Lily è, probabilmente, la migliore amica che chiunque potrebbe desiderare. È simpatica, intelligente, gli può dare dell’imbecille a piacimento e non dice mai te l’avevo detto.

“Te l’avevo detto di non partire nel tardo pomeriggio, imbecille!” be’, quasi mai.

Louis scuote la testa, divertito, “mi dispiace, davvero, Lily.”

“Ovviamente, Lou. Allora, come sta la mia bambina?” cambia improvvisamente argomento. A volte Louis si chiede se la sua migliore amica voglia più bene a lui o a sua figlia, soprattutto dal momento che è la sua madrina di battesimo.
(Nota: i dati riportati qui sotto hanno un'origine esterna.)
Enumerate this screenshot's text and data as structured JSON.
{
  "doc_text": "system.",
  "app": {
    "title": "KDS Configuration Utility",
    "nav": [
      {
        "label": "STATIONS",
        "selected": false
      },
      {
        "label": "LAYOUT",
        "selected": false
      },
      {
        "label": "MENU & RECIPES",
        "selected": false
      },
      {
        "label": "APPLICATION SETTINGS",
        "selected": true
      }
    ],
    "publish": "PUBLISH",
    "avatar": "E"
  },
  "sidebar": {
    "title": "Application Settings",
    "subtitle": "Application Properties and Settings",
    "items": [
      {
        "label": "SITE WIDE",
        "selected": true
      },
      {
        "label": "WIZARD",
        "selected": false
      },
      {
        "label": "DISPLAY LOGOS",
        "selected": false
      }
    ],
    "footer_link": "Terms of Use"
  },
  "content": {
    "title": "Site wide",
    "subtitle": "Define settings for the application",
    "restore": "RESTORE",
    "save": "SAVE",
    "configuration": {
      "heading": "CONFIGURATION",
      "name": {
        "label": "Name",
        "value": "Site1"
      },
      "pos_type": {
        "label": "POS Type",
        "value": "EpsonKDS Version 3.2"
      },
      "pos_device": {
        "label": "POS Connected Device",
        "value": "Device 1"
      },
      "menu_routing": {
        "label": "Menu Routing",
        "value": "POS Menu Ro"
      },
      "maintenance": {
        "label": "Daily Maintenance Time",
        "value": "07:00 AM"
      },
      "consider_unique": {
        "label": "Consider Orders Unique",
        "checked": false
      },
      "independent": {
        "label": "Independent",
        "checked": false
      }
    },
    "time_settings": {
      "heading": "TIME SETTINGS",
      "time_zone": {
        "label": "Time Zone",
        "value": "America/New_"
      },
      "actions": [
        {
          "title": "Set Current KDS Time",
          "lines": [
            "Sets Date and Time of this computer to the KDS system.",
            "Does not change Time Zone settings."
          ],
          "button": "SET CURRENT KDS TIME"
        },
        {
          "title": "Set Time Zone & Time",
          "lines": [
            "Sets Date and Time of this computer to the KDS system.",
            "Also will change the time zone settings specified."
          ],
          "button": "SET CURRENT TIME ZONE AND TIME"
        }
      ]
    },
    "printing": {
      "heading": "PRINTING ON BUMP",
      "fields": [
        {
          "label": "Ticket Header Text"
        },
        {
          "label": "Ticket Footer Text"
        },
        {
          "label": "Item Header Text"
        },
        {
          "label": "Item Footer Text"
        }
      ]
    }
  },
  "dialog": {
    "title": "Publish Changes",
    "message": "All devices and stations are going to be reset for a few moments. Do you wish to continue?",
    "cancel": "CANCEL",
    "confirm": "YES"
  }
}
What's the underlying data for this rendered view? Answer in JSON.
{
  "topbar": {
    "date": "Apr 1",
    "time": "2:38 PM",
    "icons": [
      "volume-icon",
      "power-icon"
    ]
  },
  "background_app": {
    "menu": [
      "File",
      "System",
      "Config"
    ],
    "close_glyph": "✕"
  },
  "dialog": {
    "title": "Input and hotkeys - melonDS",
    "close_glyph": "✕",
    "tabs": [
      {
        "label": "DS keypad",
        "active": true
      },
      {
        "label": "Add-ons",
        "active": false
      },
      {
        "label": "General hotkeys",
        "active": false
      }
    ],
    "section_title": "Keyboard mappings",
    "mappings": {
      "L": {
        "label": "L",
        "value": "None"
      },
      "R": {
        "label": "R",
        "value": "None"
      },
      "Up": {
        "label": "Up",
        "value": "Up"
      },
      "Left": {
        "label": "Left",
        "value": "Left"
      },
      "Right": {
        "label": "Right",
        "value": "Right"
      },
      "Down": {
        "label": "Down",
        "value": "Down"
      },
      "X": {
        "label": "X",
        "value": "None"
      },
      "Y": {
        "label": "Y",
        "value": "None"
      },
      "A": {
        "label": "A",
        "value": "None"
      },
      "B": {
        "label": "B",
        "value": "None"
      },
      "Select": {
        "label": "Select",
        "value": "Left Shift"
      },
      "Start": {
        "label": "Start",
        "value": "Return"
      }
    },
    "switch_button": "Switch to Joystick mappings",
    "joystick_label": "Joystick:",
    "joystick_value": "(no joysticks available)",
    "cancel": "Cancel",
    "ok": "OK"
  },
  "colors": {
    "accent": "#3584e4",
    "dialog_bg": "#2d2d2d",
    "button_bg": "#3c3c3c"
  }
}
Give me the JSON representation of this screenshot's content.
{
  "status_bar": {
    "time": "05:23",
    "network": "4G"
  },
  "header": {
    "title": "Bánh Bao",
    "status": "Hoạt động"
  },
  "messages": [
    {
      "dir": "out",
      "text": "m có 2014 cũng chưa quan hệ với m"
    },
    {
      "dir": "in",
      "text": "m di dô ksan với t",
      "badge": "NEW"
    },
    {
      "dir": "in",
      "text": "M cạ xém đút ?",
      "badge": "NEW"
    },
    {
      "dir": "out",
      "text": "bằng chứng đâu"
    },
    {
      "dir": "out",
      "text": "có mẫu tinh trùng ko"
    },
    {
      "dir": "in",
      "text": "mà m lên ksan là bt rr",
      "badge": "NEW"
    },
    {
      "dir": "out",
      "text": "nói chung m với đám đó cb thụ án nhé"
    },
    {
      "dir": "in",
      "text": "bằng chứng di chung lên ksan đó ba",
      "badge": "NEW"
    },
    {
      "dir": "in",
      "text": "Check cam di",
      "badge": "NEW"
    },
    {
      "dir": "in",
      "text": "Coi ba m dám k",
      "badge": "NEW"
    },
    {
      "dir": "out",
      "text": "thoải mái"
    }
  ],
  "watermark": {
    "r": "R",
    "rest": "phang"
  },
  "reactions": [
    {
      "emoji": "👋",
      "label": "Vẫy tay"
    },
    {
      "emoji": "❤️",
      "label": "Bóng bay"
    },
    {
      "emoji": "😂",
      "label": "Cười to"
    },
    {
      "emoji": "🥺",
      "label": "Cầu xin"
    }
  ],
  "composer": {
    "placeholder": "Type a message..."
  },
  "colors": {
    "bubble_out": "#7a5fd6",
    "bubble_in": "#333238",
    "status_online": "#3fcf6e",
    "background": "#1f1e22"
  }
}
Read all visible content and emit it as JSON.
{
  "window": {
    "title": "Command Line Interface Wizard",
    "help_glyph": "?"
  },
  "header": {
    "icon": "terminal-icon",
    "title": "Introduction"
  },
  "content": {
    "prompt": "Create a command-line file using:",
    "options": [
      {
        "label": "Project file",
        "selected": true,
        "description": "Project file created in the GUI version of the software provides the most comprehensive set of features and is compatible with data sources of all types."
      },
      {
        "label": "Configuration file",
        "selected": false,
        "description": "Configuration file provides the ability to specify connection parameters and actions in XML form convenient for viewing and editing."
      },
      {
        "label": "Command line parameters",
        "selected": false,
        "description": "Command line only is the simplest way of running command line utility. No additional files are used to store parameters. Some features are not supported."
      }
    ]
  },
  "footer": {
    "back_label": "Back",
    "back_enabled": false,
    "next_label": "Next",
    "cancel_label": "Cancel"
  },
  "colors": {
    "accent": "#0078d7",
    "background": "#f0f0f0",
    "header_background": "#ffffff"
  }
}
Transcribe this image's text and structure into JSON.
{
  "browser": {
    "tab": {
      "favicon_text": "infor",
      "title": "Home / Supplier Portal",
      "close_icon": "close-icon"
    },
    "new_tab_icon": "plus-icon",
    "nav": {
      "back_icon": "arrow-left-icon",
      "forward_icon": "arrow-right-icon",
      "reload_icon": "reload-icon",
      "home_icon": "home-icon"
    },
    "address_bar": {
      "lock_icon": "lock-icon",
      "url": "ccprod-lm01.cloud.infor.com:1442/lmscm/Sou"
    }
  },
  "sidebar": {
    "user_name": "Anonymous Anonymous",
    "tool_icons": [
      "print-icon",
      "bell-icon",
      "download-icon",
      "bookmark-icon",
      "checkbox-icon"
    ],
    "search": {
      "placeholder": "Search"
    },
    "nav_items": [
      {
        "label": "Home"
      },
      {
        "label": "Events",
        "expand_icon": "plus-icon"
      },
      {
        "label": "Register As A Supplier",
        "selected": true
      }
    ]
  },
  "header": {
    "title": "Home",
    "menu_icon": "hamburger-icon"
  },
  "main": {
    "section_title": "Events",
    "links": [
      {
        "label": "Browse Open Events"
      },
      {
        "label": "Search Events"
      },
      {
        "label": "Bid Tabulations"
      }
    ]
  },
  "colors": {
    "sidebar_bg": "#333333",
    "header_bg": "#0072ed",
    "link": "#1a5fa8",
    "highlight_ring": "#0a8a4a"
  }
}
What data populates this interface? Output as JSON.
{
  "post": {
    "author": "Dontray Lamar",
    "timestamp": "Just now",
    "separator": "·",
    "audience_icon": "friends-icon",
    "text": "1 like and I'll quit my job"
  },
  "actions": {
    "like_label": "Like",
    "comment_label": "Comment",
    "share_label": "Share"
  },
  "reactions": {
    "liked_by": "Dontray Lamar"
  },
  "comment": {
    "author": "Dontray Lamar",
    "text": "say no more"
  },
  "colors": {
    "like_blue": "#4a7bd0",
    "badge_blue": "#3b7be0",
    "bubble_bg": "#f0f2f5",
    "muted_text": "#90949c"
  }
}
Gliel’aveva anche chiesto, una volta. Non gli piace rivangare la risposta.
“Sta bene, Lily, davvero.” risponde invece con un sorriso, passandosi una mano tra i capelli. Riesce a vedere, adesso, l’edificio imponente della scuola. Ci sono dei ragazzini in divisa grigia che gli passano acanto, altri che scendono da un autobus poco più avanti.

La sua migliore amica, intanto, sta sospirando, “va bene, Lou. Mi mancate già così tanto.”

“Ti ho pregato in ginocchio di venire con me fino a ieri a pranzo.” le ricorda con un mezzo sorriso, perché si conoscono da quando erano entrambi in fasce e non riesce quasi ad immaginare la sua vita senza quella specie di sorella.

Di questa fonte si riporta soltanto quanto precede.